L’écran est un écran pliable, accroché sous un parasol au bord d’une piscine à Miami. Un gros homme congestionné, vêtu d’un bikini minimum, allongé sur une balancelle au souffle d’un ventilateur, soupire et se passe sur la poitrine une serviette éponge. Il trouve qu’il est inhumain de montrer un tel spectacle à quelqu’un qui a déjà si chaud.
La première chose que l’on remarque lorsqu’on commence à lire ce livre, c’est que c’est beau. Barjavel a un style bien à lui, très imagé et poétique, et surtout très agréable à lire et qui s’accorde parfaitement avec l’histoire racontée. Je m’attendais à des évènements inexplicables et à des scientifiques se heurtant à des problèmes irrationnels, mais j’ai été étonné, car on passe d’une science-fiction sympathique dans notre monde, à, par à coups, une fantasy classique. Ça reste de la science-fiction, mais on a l’impression de lire de la fantasy, car on nous raconte une histoire se passant des millions d’années plus tôt, lorsque les deux corps découverts vivaient encore. Toujours accompagnés de ce style agréable, nous voyageons chez ce qui seraient nos ancêtres. Nous nous sommes toujours accordés sur le fait que nous étions à l’ère la plus évoluée de notre espère, mais Barjavel nous propose une fiction, belle et cruelle : et si toute la civilisation humaine, après s’être élevée très haut, plus haut encore que les humains vivant au 20ème siècle, avaient subi une catastrophe qui les avaient fait revenir à leur plus simple appareil ?
Tu avais compris.

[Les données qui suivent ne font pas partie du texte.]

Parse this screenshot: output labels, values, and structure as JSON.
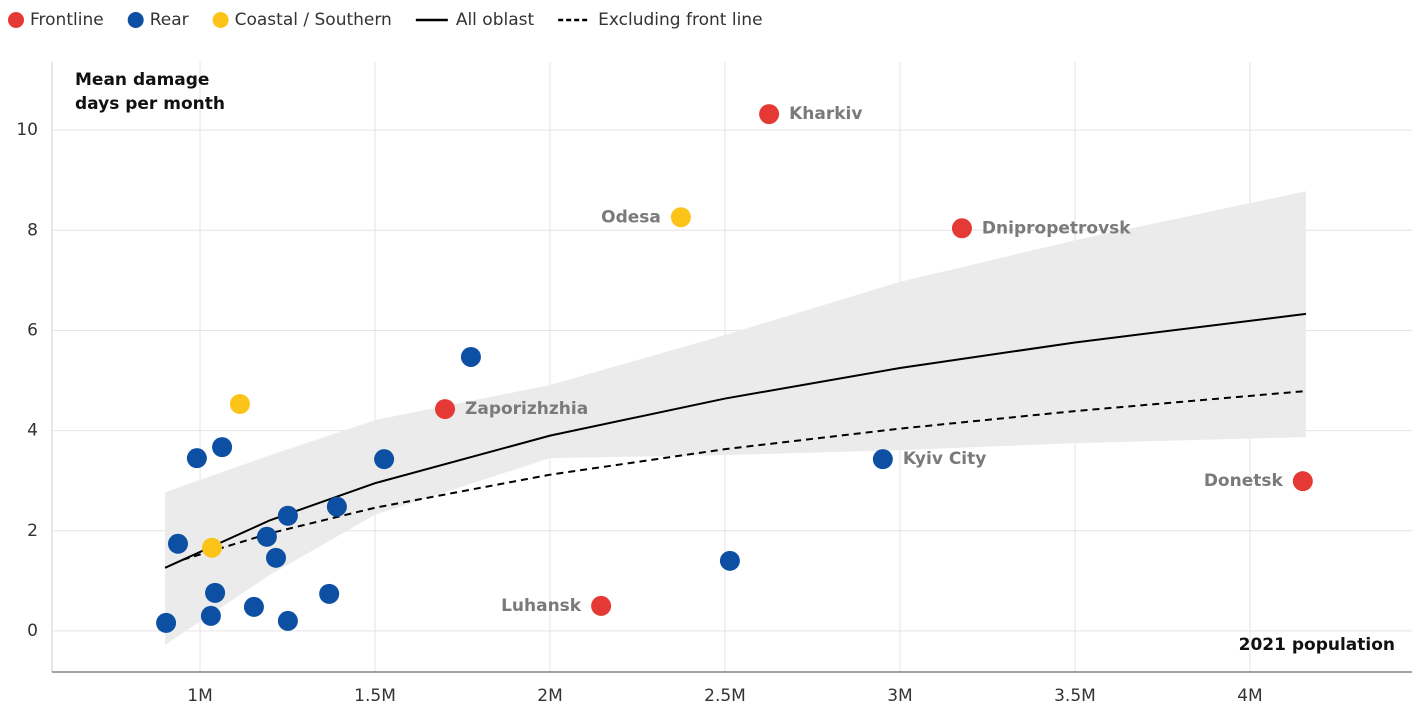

Comment était-ce possible ? Je n’avais pas compté, personne de nous ne comptait avec les facultés exceptionnelles de ton intelligence. Nous nous croyons à la pointe du progrès humain, nous sommes les plus évolués ! les plus affûtés ! les plus capables ! le brillant résultat extrême de l’évolution. Après nous, il y aura peut-être, il y aura sans doute mieux, mais avant nous, voyons, ce n’est pas possible ! Malgré toutes les réalisations de Gondawa que tu nous avait montrées, il ne pouvait pas nous venir à l’esprit que vous nous fussiez supérieurs. Votre réussite ne pouvait être qu’accidentelle. Vous nous étiez inférieurs puisque vous étiez avant.
Barjavel signe là une oeuvre originale qui s’inscrit dans une volonté de mettre en garde contre la technologie et qui essaie d’inciter à l’écologie. On aborde également la médiatisation et la mondialisation, et les contraintes qu’elles apportent, la barrière de la langue… Mais j’ai préféré tout simplement prendre ça comme une jolie histoire, très bien racontée, souvent triste, mais aussi joyeuse, qui aborde beaucoup de points, pas forcément importants ni même intéressants, mais toujours dans l’intérêt de l’histoire, qui l’embellissent à leur tour. L’amour, la haine, tous les sentiments sont présents, tout en restant éloignés du classique. C’est simple, sans être classique.
J’ai fait venir des roses.
Tu as cru que cela aussi nous le mangions…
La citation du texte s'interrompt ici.